The Cat Street Gallery is thrilled to present TOURIST, the first solo show in Hong Kong by British artist, Melanie Comber. Comber’s latest body of work features 12 paintings, each displaying the artist’s recognisable skill for applying paint and pigment to canvas, carving enigmatic perspective and spaces into her two-dimensional surfaces.
Comber’s palpably textural artworks were first seen here in Hong Kong, to great acclaim, as part of the ‘The British Cut’ group show in May 2012. The artist has continued to explore notions of spatial focus, toying with scale and distance as she layers and carves into paint, and dusts the surface with powdery pigment. Often appearing as aerial views of anonymous landscape - like the surface of the moon - or conversely, magnified microscopic matter - Comber’s works are both ethereal and bold renderings of abstracted landscapes.
This latest show, TOURIST, draws on its title’s literal meaning: (n), a person who travels for pleasure, as Comber channels her own experiences - searching for uncharted land, or mining her memory for places she once saw. As viewers, we are tourists, exploring her vision and absorbing her pictorial windows of depth - as if gazing through a lens, searching for a focus point. As Comber investigates the notion of map-making and aerial photography, she explores the premise that reality can be modelled in ways which communicate spatial information effectively - allowing an area which exists in three dimensions to become a symbolic depiction in two - and creating her own monuments to emotional experience.

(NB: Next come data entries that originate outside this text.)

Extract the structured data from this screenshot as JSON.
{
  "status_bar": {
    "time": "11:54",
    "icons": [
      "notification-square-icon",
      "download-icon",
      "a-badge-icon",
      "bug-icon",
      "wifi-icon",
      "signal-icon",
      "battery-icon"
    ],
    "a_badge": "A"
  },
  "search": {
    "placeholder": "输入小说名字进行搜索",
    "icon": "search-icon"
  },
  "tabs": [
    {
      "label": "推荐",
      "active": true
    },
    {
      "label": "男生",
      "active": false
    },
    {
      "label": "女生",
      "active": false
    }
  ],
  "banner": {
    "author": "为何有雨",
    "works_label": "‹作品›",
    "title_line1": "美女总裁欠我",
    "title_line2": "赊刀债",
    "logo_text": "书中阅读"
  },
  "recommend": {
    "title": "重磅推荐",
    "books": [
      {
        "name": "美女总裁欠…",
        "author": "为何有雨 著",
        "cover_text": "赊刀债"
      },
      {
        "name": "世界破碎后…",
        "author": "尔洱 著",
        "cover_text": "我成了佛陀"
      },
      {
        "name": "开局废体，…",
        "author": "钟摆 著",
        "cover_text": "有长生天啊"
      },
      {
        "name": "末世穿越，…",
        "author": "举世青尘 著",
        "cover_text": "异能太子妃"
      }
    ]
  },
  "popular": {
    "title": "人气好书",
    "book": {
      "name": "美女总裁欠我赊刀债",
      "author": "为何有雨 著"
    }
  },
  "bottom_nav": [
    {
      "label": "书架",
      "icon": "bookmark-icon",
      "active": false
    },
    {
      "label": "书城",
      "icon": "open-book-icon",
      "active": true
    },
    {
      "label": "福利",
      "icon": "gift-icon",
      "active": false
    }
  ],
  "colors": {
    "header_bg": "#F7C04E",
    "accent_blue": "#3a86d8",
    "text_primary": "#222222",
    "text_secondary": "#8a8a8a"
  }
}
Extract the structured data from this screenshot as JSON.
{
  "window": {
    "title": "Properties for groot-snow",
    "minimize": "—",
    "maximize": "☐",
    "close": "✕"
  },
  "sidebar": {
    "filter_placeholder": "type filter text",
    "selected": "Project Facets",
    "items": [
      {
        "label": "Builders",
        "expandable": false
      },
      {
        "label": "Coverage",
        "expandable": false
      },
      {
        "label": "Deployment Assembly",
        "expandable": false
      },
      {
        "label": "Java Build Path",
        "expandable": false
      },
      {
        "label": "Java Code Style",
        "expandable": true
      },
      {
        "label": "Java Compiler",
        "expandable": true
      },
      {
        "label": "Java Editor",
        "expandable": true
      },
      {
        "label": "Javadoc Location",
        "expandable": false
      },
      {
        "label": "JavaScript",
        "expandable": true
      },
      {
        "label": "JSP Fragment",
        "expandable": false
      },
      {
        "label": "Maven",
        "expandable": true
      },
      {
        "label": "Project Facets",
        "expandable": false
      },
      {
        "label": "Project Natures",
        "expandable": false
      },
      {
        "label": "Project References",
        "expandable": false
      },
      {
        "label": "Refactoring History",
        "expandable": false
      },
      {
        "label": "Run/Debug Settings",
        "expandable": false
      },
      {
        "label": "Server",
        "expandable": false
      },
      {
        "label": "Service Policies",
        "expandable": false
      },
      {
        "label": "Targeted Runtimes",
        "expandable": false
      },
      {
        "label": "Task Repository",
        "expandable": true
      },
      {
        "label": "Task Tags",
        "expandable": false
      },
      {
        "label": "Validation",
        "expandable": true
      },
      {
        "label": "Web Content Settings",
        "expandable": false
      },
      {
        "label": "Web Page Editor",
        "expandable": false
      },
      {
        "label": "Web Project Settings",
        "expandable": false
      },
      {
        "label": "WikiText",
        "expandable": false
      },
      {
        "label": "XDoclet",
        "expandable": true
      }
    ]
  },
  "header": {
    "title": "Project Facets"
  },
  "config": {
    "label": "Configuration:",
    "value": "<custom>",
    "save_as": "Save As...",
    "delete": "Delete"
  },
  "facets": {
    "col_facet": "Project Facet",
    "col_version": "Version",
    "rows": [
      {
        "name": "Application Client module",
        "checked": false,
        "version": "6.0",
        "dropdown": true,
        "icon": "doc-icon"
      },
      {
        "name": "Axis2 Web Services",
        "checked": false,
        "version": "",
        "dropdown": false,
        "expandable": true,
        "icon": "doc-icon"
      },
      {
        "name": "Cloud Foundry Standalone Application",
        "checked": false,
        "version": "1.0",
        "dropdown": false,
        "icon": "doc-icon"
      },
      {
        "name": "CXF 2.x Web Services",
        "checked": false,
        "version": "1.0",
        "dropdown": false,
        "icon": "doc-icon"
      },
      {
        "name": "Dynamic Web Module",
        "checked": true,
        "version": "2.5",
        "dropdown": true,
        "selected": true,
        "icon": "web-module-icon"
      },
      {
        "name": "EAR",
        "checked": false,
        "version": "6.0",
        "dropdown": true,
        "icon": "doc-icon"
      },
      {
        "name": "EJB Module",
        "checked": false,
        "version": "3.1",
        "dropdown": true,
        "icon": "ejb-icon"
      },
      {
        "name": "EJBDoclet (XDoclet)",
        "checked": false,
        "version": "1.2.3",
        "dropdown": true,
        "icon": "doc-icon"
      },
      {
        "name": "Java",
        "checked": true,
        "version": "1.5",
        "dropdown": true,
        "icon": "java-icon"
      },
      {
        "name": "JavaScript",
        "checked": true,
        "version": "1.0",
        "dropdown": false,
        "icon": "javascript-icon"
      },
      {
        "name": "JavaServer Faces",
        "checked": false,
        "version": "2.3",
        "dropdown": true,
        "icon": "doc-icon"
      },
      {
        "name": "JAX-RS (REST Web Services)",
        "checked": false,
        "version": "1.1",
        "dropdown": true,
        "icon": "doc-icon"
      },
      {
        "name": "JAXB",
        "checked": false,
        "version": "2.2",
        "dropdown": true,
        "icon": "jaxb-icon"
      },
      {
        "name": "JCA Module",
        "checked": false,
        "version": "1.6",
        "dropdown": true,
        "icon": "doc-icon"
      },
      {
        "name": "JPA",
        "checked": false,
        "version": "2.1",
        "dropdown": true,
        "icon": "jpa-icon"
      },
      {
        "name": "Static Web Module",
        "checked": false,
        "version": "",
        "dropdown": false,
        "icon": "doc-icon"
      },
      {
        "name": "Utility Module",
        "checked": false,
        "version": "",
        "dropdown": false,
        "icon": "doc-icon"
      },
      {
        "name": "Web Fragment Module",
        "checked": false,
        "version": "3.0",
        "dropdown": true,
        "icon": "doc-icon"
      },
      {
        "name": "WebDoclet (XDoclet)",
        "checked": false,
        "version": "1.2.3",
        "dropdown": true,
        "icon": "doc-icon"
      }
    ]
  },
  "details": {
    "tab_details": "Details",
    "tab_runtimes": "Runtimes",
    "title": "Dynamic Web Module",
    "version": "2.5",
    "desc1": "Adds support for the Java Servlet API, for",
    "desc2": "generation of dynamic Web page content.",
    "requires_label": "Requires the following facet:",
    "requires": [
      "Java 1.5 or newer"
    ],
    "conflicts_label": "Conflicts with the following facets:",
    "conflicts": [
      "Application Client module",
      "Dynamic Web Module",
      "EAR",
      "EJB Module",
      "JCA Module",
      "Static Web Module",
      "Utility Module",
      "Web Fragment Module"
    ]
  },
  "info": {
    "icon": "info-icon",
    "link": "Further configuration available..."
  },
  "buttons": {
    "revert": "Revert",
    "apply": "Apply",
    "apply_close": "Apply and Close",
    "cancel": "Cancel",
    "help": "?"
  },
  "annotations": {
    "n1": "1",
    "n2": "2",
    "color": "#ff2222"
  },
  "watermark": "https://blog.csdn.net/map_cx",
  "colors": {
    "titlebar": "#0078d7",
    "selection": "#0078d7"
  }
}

Born in 1970, Melanie Comber graduated from Wimbledon School of Art in 1993 with a BA in Fine Art Painting and from Chelsea College of Art in 1994 with an MA in the same subject. She has exhibited extensively across the UK since 1993, including in the Royal Academy Summer Show in 2011. In 2010 the artist was a finalist in the Marmite Art Prize and her work featured in the UK touring exhibition. Her artworks have been acquired by numerous private collectors and institutions, including Deustche Bank, Coutts, RBS, Hiscox, The David Roberts Foundation and Sainsburys.